The ambivalence haunts even the love songs, like “Marie,” which seems merely beautiful until you listen to the lyrics and realize that this guy is a cad.
And I'm weak and I'm lazy
And I've hurt you so
And I don't listen to a word you say
When you're in trouble I just turn away
And yet, his feeling is real.

In “The World Isn’t Fair,” the narrator drops his child off at an exclusive school and imagines a conversation with Marx
All the young mommies were there,
Karl, you never have seen such a glorious sight
as these beautiful women arrayed for the night
just like countesses, empresses, movie stars and queens
And they'd come there with men much like me –
Froggish men, unpleasant to see
It’s like Harold Brodkey’s line, “To see her in sunlight was to see Marxism die.”

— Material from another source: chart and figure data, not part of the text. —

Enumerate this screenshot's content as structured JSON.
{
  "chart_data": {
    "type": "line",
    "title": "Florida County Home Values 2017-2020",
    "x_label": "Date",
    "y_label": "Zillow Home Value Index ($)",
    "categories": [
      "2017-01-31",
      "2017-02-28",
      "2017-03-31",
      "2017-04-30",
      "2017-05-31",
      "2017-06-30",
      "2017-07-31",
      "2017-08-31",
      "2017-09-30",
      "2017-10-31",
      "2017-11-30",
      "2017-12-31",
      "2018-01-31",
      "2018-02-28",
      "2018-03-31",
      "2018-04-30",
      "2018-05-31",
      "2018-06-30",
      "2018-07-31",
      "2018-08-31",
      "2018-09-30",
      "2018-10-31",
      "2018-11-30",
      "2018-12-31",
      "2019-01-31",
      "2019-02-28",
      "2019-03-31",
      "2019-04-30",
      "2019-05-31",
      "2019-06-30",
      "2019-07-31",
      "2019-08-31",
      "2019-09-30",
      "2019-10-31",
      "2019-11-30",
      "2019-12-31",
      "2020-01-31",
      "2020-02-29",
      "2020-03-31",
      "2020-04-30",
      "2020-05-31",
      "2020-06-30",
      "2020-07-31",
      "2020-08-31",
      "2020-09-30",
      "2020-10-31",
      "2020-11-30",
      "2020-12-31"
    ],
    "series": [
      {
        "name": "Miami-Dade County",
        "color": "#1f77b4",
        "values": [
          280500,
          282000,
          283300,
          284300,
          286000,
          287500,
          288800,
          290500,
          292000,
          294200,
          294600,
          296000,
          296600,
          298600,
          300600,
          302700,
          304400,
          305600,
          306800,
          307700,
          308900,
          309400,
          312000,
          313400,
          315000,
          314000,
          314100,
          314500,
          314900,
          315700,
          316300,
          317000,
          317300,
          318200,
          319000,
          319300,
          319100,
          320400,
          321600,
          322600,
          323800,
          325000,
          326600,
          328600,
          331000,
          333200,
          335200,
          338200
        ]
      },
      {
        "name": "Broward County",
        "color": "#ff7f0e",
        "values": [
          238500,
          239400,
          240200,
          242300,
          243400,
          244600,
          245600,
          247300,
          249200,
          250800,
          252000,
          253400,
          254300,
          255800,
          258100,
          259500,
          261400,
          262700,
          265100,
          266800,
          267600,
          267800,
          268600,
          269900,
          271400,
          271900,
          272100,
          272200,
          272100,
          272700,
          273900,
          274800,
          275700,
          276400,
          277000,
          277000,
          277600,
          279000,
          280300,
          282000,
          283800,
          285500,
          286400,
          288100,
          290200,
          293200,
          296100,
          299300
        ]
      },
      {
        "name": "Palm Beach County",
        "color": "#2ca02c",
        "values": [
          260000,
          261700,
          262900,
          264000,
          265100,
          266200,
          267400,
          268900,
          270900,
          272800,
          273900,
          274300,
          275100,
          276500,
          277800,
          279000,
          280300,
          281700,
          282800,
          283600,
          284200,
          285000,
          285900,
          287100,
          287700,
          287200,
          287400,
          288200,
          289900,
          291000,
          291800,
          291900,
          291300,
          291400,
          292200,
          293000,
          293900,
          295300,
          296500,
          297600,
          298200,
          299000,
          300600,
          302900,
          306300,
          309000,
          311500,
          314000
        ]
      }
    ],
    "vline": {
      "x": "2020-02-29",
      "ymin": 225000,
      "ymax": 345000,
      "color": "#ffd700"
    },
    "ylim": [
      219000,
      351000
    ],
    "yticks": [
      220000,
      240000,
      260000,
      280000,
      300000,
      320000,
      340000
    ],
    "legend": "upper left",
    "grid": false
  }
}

I just saw Newman in concert at Carnegie Hall, so I could go on. But I realize this might not be what younger, blogger-rockers are looking for. (“My demographic,” Newman told the audience, “is white males, fifty-two to fifty-five.”) You can see Newman doing most of the songs he did at Carnegie Hall by going to YouTube and searching for the concert he did in Stuttgart two years ago. But to hear his more recent political song, “A Few Words in Defense of Our Country,” catch him at the MacWorld expo.


* “Rednecks” is another song from the 70s that could have been written last week (except maybe for the refrain line about “keepin’ the niggers down”; even rednecks don’t speak that explicitly today).